For teams operating multi-engine lakehouses, LakeOps QueryFlux provides an additional coordination layer — routing queries to the appropriate engine based on workload type while ensuring that the underlying tables are maintained consistently across all reading and writing engines.

What this means for production teams today

Multi-table transactions in Iceberg are not a distant roadmap item. The REST endpoint exists in the spec. Polaris, Nessie, and Gravitino implement it. Spark and Flink are building client-side support. The question is when — not whether — cross-table atomicity becomes standard across the ecosystem.

For teams making decisions today:

Catalog choice matters more than ever. If cross-table consistency is a requirement, choose a REST-first catalog (Polaris, Nessie, Gravitino) over Glue or HMS. These catalogs also provide the governance capabilities — access control, audit logging, and policy enforcement — that production lakehouses need alongside transactional guarantees. The migration cost is real, but the alternative — building custom orchestration around per-table commits — is more expensive over the lifetime of the platform. For migration guidance, see our catalog migration guide.

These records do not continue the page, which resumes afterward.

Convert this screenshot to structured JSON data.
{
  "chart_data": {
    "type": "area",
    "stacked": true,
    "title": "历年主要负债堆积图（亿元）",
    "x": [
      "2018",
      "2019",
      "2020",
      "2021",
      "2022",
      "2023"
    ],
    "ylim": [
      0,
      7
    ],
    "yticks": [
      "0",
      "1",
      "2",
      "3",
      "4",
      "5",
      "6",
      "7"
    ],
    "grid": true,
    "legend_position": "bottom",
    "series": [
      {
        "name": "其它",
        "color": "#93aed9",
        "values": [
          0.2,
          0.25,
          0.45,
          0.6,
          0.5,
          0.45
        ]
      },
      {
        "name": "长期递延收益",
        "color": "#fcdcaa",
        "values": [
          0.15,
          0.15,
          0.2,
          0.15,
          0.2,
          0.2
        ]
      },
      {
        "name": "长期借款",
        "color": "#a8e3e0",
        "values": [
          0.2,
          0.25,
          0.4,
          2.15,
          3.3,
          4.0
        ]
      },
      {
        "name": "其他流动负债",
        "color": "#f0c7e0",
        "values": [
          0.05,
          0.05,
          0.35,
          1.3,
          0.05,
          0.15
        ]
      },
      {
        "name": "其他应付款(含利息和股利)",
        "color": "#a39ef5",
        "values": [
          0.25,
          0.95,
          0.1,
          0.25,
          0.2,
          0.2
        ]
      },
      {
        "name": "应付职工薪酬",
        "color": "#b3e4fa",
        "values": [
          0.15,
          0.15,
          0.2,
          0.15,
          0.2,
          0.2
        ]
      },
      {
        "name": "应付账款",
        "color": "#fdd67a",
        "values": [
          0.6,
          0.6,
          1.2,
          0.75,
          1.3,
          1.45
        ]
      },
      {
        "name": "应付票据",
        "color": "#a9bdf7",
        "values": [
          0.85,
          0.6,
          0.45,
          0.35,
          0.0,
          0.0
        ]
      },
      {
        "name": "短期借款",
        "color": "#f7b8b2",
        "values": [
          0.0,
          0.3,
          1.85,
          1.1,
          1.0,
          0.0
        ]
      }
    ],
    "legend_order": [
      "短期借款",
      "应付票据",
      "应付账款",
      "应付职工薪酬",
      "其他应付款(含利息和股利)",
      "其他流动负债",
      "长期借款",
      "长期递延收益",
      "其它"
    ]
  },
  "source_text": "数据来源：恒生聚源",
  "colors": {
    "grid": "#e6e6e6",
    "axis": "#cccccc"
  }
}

Design pipelines for atomicity. Even before multi-table transactions are universally available, structure your pipelines so that related table writes originate from a single job. This makes the eventual adoption of multi-table commits a configuration change rather than an architectural rewrite.

Separate the write path from the maintenance path. User-facing writes need cross-table atomicity. Maintenance operations (compaction, expiration, cleanup) need cross-table coordination — sequencing, conflict avoidance, priority ordering. These are different problems with different solutions. Multi-table transactions solve the first. A control plane like LakeOps solves the second.

Monitor cross-table consistency. Even with atomic commits, operational issues (failed retries, timeout rollbacks, partial pipeline failures) can leave tables in inconsistent states. Build validation checks that compare snapshot timestamps across related tables. LakeOps's observability layer surfaces these inconsistencies as health alerts, giving teams visibility into cross-table drift before it affects downstream consumers.

The open lakehouse started as a bet on open formats over proprietary lock-in. Multi-table transactions close the last major capability gap against traditional warehouses. Combined with cross-table coordination from a control plane like LakeOps, production teams get warehouse-grade consistency without giving up the modularity, engine independence, and cost efficiency that made the open lakehouse worth building in the first place.